For \(k\) we obtain the exact formula*

\[ k= \left[ \frac{2a}{\varepsilon_1 u_1} + \frac{a^2}{8\left(D_1+\frac{\alpha}{\beta}D_2\right)}(1+\omega) \right]^{-1}, \tag{16} \]

where

\[ \omega= \frac{D_2}{\beta}\,\frac{1}{D_1}\,\frac{1}{\lambda a} \left( \frac{I_0(\lambda a)}{I_1(\lambda a)} - \frac{2}{\lambda a} \right). \tag{17} \]

* If the second center can also perish at the wall with probability \(\varepsilon_2\), then instead of \(1+\omega\) one must write (for \(a\lambda \gg 1\)) \(1+\omega+(\varepsilon_2 u_2 a/4\beta D_1\lambda)(1+4\lambda D_1/\varepsilon_1 u_1)\). This imposes an additional restriction on \(\varepsilon_2\), in addition to \(\varepsilon_2 \ll \varepsilon_1\). We owe the indication of the possible importance of taking \(\varepsilon_2\) into account to A. B. Nalbandyan.

For \(\lambda a \ll 1\), (16) reduces to the usual formula. As before, we shall be interested in the opposite limiting case, \(\lambda a \gg 1\). Then \(I_0/I_1 \sim 1\), and the expression for \(\omega\) is simplified:

\[ \omega = \frac{4\alpha}{\beta}\,\frac{D_2}{D_1}\,\frac{1}{\lambda a}. \tag{18} \]

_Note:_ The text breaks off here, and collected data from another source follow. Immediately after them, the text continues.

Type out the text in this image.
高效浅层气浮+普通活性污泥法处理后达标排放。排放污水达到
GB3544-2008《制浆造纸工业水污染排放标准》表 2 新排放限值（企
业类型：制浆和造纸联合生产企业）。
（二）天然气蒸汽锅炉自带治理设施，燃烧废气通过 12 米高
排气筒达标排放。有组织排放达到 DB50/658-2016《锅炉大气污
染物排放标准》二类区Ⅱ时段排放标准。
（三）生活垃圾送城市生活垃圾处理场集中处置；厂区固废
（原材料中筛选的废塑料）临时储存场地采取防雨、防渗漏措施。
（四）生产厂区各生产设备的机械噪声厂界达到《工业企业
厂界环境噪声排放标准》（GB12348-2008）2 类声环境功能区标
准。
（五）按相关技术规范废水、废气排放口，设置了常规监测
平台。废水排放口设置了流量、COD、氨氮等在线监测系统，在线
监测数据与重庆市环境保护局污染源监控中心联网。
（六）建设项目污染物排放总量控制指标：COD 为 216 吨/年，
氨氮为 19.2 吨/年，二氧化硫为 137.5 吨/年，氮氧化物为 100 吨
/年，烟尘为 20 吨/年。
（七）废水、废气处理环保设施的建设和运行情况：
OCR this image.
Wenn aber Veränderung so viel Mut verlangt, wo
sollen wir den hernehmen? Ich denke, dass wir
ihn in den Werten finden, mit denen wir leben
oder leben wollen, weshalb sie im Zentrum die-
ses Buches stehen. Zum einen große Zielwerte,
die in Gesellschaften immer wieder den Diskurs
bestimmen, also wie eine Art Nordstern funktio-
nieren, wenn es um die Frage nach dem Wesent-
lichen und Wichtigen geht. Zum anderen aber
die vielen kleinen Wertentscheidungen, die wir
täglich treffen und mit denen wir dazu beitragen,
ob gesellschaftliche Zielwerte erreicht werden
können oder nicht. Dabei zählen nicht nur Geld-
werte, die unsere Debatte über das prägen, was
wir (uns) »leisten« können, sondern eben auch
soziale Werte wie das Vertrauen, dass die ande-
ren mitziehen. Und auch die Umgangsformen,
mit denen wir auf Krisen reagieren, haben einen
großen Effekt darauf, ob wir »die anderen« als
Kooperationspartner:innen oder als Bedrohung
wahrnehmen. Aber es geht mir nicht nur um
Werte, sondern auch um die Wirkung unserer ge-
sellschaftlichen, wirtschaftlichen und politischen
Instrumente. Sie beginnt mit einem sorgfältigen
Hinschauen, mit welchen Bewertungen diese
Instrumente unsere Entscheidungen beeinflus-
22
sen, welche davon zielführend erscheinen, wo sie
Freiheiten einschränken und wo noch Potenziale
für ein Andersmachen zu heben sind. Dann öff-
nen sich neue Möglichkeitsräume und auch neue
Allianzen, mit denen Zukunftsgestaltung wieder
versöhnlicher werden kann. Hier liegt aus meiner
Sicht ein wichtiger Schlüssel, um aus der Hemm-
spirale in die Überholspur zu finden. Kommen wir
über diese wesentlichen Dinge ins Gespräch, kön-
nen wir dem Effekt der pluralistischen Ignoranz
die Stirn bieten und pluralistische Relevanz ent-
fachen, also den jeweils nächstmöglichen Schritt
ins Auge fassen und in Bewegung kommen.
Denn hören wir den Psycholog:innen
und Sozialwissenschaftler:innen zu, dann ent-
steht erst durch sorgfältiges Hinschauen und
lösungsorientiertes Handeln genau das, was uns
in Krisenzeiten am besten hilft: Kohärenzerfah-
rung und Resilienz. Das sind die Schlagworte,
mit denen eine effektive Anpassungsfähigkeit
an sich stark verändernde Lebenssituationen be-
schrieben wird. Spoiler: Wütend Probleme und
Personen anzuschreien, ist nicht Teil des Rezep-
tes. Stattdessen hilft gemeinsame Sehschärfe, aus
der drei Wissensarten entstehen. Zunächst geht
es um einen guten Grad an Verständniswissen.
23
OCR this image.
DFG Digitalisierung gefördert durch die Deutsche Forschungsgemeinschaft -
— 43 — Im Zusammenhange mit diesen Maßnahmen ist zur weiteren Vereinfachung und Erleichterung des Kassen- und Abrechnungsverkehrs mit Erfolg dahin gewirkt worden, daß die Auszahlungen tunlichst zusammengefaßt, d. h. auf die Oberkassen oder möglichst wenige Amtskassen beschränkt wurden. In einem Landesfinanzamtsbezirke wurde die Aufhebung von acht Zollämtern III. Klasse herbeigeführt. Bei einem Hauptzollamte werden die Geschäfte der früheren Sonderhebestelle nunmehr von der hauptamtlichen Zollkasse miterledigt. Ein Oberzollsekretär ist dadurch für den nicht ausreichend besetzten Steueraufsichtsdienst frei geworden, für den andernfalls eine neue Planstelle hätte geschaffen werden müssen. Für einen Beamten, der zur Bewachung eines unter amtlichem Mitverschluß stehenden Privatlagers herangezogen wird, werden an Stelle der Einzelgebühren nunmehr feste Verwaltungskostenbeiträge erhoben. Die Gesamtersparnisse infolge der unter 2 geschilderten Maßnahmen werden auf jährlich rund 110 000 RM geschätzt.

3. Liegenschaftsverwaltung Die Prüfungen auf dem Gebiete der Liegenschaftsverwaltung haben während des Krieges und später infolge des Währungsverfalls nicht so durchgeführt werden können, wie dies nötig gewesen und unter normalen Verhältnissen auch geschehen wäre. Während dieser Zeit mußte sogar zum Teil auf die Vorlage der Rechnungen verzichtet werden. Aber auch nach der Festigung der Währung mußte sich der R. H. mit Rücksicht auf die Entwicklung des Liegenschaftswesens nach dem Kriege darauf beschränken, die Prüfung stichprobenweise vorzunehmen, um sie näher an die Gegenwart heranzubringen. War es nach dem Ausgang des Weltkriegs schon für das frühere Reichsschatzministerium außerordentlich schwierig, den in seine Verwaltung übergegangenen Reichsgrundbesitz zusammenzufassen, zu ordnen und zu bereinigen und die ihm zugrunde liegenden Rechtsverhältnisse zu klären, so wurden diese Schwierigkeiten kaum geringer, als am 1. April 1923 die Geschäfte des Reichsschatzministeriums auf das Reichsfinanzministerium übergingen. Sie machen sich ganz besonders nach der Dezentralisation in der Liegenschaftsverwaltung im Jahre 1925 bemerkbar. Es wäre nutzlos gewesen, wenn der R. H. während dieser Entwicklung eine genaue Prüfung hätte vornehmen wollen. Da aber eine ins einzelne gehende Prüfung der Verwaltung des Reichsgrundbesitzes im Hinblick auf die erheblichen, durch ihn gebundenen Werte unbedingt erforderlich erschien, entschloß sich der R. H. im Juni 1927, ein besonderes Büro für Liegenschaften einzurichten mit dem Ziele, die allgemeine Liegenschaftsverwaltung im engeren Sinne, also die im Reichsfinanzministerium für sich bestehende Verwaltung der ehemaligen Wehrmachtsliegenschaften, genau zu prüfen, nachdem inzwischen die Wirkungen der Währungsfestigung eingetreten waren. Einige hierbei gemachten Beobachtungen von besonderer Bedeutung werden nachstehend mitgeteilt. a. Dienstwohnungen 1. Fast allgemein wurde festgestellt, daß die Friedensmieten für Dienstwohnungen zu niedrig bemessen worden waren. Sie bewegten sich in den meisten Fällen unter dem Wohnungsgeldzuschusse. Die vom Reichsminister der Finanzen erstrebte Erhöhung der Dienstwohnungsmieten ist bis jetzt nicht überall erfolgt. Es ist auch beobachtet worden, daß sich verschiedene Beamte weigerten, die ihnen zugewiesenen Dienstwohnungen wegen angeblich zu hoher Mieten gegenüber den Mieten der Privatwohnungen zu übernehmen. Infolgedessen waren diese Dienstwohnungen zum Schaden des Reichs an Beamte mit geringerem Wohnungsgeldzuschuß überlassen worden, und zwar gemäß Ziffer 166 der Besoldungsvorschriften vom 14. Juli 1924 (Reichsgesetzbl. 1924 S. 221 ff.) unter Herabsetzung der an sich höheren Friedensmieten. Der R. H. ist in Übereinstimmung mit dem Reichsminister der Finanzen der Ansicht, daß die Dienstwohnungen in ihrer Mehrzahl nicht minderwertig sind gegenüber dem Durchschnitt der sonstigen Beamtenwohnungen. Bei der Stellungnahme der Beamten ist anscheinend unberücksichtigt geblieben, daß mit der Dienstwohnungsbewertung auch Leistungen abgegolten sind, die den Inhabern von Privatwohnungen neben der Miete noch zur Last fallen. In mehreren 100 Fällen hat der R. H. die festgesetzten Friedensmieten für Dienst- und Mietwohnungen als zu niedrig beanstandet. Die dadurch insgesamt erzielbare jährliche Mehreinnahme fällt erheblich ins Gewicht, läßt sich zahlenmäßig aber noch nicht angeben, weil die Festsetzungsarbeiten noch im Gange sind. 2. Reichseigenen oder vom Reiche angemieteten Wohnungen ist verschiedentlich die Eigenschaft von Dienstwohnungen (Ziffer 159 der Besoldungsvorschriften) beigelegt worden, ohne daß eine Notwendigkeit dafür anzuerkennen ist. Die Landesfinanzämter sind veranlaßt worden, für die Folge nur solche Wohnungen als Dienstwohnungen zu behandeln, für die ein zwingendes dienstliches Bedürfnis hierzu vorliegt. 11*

A substantial difference from Semenov’s formula occurs if the first radical is much more active than the second, \(\alpha \gg \beta\). The quantity \(4\alpha/\beta\lambda a\), of course, may be arbitrary. For the experimental condition (3) it is of order unity. We see that in the usual formula the diffusion term is decreased by a factor \(2\beta/\alpha\). This may be of the order of \(10^{-2}\). In contrast to the first case, here the radicals are distributed parabolically throughout the vessel, but the height of the maximum of the distribution is reduced by a factor \(\alpha/\beta\) in comparison with the problem of diffusion of a single active center. But the stationary distribution of radicals here can be established only if their destruction at the wall is taken into account. Thus, here too the kinetic region of the course of the reaction is greatly expanded.

Institute of Chemical Physics
Academy of Sciences of the USSR

Received
7 VIII 1964

REFERENCES

1. N. N. Semenoff, Acta physicochim. URSS, 18, 93 (1943).
2. N. M. Emanuel, D. G. Knorre, Course of Chemical Kinetics, Moscow, 1962, p. 296.
3. I. N. Anufrieva, R. I. Solntseva et al., Problems of Kinetics and Catalysis, 9, Publishing House of the Academy of Sciences of the USSR, 1957, p. 97.
4. Ad. Van Tiggelen, Ann. Mines, 43, 117 (1942).
5. L. I. Avramenko, Doctoral Dissertation, Institute of Chemical Physics, Academy of Sciences of the USSR, 1952.
6. A. B. Nalbandyan, V. V. Voevodskii, The Mechanism of Oxidation and Combustion of Hydrogen, Publishing House of the Academy of Sciences of the USSR, 1949.
7. T. N. Khazanovich, Kinetics and Catalysis, 5, 28 (1964).